- Qaleh Sorkh Location within Iran
- Coordinates: 35°10′16″N 60°04′01″E﻿ / ﻿35.17111°N 60.06694°E
- Country: Iran
- Province: Razavi Khorasan
- County: Bakharz
- District: Bala Velayat
- Rural District: Ashtin

Population (2016)
- • Total: 747
- Time zone: UTC+3:30 (IRST)

= Qaleh Sorkh, Bakharz =

Village in Razavi Khorasan province, Iran

Qaleh Sorkh (قلعه سرخ) (Note: Also romanized as Qal‘eh Sorkh and Qal‘eh-e Sorkh) is a village in Ashtin Rural District of Bala Velayat District in Bakharz County, Razavi Khorasan province, Iran.

==Demographics==
===Population===
At the time of the 2006 National Census, the village's population was 678 in 154 households, when it was in Bala Velayat Rural District of the former Bakharz District in Taybad County.

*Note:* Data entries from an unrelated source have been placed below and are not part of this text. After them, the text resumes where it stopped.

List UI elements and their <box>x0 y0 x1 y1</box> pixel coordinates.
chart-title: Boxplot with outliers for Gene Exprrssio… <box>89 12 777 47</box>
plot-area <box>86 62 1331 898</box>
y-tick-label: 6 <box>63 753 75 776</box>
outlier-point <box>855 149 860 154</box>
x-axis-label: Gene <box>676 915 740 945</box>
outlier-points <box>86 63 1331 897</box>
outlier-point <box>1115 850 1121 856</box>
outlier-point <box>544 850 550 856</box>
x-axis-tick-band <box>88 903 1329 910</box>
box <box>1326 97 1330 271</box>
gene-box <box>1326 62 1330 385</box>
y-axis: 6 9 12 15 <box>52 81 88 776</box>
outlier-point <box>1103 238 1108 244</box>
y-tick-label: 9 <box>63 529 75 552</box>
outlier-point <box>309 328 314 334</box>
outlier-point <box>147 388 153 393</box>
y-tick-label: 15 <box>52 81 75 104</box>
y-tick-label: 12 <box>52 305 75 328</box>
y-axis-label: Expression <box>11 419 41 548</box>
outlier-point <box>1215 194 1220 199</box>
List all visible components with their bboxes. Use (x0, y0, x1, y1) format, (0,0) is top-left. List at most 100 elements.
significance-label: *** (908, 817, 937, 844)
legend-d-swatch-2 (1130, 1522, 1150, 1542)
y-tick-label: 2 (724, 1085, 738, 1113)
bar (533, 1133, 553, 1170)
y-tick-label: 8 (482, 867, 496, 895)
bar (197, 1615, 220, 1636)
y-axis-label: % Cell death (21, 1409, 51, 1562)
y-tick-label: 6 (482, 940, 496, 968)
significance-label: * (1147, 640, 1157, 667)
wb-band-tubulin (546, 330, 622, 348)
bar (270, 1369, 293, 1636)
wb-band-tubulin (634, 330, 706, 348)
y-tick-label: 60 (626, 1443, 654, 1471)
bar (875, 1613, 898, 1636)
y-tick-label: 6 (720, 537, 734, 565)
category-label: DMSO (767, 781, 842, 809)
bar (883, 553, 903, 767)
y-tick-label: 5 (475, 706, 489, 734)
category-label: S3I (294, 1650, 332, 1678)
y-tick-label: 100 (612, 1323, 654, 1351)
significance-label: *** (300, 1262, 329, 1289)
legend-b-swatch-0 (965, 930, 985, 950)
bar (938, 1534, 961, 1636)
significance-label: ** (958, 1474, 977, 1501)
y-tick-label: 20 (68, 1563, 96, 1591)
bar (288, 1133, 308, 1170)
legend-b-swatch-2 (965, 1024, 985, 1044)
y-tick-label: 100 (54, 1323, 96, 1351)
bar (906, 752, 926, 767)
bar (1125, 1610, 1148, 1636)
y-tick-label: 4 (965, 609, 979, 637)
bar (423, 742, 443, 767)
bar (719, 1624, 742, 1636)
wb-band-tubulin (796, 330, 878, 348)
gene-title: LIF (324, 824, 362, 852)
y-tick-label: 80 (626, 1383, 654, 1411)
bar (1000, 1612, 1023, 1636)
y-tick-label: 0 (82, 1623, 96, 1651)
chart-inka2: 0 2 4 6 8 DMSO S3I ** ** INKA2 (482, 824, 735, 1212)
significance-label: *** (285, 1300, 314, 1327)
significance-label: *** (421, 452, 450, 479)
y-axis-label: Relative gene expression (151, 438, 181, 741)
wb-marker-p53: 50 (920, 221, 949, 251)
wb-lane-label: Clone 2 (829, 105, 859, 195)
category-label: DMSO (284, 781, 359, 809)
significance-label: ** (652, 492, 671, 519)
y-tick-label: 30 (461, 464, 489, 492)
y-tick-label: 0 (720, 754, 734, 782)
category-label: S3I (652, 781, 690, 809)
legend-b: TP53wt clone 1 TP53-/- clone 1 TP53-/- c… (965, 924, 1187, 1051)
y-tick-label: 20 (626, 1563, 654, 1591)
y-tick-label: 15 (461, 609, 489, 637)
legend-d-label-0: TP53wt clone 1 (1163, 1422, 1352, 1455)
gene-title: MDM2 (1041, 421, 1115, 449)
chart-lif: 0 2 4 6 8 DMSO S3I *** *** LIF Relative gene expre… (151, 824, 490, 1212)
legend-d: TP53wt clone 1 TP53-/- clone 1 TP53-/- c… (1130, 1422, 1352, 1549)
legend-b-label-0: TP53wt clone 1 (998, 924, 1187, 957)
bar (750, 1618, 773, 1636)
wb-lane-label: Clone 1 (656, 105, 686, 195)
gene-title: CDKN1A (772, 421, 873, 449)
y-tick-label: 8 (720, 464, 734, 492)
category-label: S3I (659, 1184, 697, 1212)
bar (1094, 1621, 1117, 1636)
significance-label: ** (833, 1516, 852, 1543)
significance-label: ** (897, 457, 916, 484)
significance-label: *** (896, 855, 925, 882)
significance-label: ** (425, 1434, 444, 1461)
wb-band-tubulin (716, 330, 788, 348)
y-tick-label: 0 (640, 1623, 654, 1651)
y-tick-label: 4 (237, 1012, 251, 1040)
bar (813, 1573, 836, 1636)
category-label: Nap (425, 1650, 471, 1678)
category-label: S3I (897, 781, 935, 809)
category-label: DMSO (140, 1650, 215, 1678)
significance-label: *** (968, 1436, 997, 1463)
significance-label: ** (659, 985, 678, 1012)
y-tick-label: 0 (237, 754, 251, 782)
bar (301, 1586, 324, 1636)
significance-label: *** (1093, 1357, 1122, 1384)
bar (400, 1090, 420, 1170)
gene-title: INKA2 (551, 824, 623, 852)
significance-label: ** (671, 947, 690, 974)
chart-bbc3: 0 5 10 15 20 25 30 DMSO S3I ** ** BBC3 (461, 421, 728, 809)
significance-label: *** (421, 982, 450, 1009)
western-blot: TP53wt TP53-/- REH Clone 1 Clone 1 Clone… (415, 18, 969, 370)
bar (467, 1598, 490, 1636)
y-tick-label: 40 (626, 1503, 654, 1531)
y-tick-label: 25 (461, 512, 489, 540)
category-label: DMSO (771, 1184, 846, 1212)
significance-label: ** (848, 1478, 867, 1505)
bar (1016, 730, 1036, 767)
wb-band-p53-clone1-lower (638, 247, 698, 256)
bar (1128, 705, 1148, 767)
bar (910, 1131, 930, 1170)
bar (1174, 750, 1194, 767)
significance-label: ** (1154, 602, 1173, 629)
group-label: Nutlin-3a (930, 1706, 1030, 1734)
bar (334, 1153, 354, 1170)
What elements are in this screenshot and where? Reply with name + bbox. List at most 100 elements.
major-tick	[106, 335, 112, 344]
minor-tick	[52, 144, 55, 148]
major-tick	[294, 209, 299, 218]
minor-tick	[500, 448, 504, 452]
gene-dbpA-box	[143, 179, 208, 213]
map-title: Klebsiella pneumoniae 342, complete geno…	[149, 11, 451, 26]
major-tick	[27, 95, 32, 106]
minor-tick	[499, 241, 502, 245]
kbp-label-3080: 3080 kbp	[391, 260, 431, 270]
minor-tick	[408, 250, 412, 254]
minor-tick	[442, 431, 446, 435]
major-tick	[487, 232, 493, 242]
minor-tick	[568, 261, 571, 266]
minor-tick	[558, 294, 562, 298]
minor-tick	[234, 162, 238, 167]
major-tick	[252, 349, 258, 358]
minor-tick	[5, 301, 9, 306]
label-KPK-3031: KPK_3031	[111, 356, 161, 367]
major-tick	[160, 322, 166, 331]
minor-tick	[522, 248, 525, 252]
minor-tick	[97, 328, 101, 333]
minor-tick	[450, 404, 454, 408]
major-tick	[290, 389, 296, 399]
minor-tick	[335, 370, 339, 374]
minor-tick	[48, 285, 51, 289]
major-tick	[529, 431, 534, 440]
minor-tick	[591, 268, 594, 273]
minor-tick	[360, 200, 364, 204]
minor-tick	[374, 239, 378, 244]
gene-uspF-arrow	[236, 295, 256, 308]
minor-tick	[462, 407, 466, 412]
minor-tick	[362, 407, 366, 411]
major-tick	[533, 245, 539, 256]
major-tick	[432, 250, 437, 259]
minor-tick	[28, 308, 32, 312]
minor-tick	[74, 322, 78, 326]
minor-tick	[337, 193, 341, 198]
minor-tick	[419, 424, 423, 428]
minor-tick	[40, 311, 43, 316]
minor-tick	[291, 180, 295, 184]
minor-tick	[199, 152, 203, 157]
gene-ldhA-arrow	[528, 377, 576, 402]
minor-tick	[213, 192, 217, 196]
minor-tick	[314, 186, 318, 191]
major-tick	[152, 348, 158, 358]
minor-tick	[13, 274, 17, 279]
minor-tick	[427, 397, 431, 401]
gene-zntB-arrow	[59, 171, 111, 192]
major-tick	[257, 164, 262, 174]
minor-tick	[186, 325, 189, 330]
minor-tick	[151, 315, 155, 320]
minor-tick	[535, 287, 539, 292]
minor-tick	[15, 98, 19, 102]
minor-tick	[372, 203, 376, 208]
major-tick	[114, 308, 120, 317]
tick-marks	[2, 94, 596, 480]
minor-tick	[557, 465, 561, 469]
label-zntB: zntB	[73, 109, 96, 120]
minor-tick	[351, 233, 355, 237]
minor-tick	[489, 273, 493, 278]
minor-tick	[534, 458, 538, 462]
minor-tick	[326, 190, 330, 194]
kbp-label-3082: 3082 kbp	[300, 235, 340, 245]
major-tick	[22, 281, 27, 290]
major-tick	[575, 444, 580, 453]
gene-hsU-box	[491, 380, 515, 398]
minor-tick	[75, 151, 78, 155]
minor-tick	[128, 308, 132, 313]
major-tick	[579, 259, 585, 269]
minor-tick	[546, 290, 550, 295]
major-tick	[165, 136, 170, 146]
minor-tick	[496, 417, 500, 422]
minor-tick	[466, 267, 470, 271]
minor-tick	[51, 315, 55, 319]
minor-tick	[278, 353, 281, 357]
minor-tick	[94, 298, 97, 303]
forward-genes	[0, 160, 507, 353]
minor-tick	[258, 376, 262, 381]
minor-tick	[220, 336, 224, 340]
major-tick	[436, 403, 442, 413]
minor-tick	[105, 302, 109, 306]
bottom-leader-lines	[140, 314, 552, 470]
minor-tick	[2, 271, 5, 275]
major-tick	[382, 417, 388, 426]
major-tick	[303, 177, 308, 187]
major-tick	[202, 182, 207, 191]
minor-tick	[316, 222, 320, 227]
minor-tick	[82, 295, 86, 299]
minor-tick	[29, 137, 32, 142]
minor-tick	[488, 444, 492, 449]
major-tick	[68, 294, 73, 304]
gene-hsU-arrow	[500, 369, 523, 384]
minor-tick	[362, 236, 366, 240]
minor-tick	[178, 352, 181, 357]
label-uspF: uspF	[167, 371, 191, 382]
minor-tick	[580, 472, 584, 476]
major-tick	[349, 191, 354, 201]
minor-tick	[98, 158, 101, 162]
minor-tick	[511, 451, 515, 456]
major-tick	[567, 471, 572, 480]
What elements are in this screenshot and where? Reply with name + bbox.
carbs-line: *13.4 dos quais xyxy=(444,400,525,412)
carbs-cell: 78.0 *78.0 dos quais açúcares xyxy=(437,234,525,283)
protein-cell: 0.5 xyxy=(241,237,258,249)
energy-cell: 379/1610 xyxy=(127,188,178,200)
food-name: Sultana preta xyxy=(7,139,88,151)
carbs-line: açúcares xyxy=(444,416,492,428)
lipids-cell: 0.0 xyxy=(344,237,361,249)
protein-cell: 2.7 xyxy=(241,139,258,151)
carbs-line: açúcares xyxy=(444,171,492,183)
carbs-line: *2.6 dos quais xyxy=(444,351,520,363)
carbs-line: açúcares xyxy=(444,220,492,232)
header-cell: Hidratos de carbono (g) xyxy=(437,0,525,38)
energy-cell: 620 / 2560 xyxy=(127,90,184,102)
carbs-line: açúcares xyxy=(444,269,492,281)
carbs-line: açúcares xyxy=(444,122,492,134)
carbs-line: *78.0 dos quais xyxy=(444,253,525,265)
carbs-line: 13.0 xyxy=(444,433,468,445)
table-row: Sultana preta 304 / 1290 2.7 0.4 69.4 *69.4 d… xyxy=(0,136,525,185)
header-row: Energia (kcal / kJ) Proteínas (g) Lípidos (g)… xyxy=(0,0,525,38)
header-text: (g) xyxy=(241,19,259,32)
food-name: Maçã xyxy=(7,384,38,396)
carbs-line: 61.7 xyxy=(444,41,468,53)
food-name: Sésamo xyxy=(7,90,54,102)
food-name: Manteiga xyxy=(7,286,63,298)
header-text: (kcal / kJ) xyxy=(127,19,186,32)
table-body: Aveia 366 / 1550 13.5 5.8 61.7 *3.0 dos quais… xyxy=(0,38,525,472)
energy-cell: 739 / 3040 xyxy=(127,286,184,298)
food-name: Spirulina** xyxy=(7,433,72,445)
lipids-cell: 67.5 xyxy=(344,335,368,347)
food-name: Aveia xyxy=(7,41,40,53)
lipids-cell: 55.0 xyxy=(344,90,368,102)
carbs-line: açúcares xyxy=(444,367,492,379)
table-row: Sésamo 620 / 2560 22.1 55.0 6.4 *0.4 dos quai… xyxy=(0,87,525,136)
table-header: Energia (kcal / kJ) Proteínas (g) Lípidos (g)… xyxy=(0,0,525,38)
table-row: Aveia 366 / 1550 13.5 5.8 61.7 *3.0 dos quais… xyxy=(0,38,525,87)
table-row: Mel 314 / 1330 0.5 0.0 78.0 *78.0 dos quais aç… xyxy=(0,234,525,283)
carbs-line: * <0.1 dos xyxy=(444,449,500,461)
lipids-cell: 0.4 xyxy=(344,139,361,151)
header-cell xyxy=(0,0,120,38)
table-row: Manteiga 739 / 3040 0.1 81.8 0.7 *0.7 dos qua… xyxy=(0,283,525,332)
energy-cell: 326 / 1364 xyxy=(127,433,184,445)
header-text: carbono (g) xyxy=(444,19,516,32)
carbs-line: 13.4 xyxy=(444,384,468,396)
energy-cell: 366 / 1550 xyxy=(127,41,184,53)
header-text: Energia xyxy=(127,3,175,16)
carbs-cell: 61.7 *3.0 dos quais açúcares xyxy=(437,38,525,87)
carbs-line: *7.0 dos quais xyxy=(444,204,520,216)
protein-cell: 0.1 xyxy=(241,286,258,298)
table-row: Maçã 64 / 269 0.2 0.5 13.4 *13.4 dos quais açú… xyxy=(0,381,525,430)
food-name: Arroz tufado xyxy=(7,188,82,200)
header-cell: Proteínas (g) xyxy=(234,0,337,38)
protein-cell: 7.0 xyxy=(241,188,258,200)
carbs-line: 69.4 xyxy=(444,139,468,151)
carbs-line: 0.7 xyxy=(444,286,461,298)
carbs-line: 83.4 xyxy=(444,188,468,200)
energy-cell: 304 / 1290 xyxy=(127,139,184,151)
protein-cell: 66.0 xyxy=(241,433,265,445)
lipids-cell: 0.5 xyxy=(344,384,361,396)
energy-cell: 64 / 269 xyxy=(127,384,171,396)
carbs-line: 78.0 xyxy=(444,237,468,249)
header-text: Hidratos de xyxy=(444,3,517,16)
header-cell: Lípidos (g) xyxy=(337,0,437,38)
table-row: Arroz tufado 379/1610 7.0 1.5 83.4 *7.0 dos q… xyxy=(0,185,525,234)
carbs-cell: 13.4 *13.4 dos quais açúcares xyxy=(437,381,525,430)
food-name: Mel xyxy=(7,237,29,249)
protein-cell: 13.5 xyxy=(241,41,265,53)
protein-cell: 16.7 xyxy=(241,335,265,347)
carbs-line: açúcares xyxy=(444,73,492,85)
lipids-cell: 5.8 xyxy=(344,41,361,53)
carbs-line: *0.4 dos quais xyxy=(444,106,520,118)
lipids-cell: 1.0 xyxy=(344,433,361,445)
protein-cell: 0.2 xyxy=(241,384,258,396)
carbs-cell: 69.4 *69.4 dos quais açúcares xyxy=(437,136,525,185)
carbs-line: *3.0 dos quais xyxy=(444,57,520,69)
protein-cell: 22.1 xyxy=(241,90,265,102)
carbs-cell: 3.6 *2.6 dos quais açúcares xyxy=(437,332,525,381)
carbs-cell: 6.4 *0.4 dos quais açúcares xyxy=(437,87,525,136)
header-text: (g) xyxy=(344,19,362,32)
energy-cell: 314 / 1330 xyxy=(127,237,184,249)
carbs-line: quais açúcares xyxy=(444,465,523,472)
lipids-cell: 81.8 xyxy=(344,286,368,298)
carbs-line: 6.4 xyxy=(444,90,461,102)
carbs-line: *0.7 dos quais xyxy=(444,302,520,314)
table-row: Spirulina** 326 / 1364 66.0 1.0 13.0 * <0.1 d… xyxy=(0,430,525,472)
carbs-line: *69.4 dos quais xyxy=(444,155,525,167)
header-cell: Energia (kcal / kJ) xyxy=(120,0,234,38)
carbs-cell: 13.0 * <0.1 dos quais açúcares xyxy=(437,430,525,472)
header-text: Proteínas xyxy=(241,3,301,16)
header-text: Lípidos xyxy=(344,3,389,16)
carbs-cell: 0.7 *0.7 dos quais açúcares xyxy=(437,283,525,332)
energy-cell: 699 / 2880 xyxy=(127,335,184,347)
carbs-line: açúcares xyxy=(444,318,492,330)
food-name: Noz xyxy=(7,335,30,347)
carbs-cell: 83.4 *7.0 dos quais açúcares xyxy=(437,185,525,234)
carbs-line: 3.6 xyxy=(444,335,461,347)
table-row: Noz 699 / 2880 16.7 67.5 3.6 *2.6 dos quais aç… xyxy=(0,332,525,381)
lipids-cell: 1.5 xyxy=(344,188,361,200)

The following census in 2011 counted 790 people in 216 households, by which time the district had been separated from the county in the establishment of Bakharz County. The rural district was transferred to the new Bala Velayat District, and the village was transferred to Ashtin Rural District created in the same district. The 2016 census measured the population of the village as 747 people in 216 households.